In example 1, we are trying to print/display the value of the variable $name, but we had not yet assigned any value to it.

In example 2, we are trying to add the value of $num1 to the value of $num2 and assign their sum to $answer. However, we have not set any value for $num2.

To check whether a variable has been set (ie. assigned a value), we use the in-built isset() PHP function.

Syntax

isset($variable)

We pass the variable name as the only argument to the function, where it returns true if the variable has been set, or false if the variable has not been set.

Example

<?php
//Example 1
$name = "Raju Rastogi";
if(isset($name)){
  $result = "The name is $name";
}
else{
  $result = "The name has not been set";
}
echo $result;
//Output: The name is Raju Rastogi
echo "<br>"


//Example 2
if(isset($profession)){
  $result = "My profession is $profession";
}
else{
  $result = "The profession has not been set";
}
echo $result;
//Output: The profession has not been set
?>

In our first example above, we have defined a variable ($name) by creating it and assigning it a value (Raju Rastogi) and thus the isset() function returns true.

In our second example, we had not defined our variable ($profession) before passing to the isset() function and thus the response is false.

The Fix for Undefined variable error

Here are some ways in which you can get rid of this error in your PHP program.

1. Define your variables before using them

Since the error originates from using a variable that you have not defined (assigned a value to), the best solution is to assign a value to the variable before using it anywhere in your program.

For instance, in our first example, the solution is to assign a value to the variable $name before printing it.

<?php
$name = "Farhan Qureshi";
echo $name;
//Output: Farhan Qureshi
?>

The above code works without any error.

2. Validating variables with isset() function

Another way to go about this is to validate whether the variables have been set before using them.

<?php
$num1 = 27;
if(isset($num1) && isset($num2)){
$answer = $num1 + $num2;
echo $answer;
}
?>

The addition operation will not take place because one of the required variables ($num2) has not been set.

<?php
$num1 = 27;
$num2 = 8;
if(isset($num1) && isset($num2)){
$answer = $num1 + $num2;
echo $answer;
}
//Oputput: 35
?>

The addition this time will take place because the two variables required have been set.

3. Setting the undefined variable to a default value

You can also check whether the variables have been defined using the isset() function and if not, assign them a default value.

For instance, you can set a blank "" value for variables expected to hold a string value, and a 0 for those values expect to hold a numeric value.

Example

<?php
$name = "John Doe";
$name = isset($name) ? $name : '';
$age= isset($age) ? $age: 0;
echo "My name is $name and I am $age yrs old.";
//Output: My name is John Doe and I am 0 yrs old.
?>

4. Disabling Notice error reporting

This is always a good practice to hide errors from the website visitor.
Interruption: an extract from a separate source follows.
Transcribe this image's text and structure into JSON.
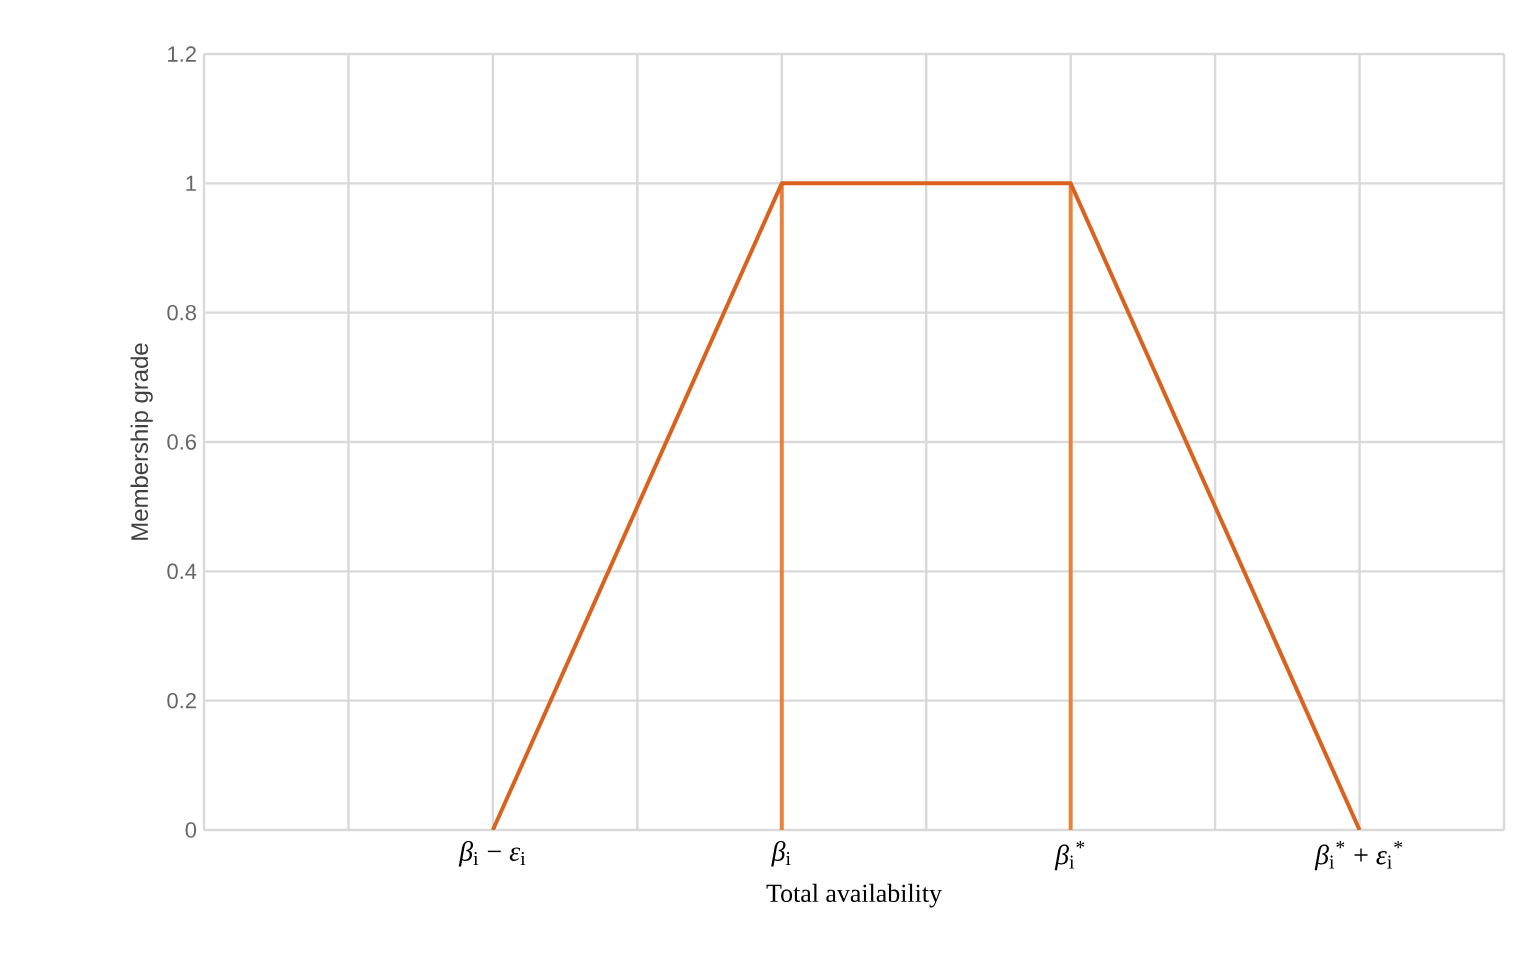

In case these errors are visible on the website to the web viewers, then this solution will be very useful in hiding these errors.

This option does not prevent the error from happening, it just hides it.

Open the php.ini file in a text editor, and find the line below:

error_reporting = E_ALL

Replace it with:

error_reporting = E_ALL & ~E_NOTICE

Now the ‘NOTICE’ type of errors won't be shown again. However, the other types of errors will be shown.

Another way of disabling these errors is to add the line of code below on the top of your PHP code.

error_reporting (E_ALL ^ E_NOTICE);

That's all for this article. It's my hope that it has helped you solve the error.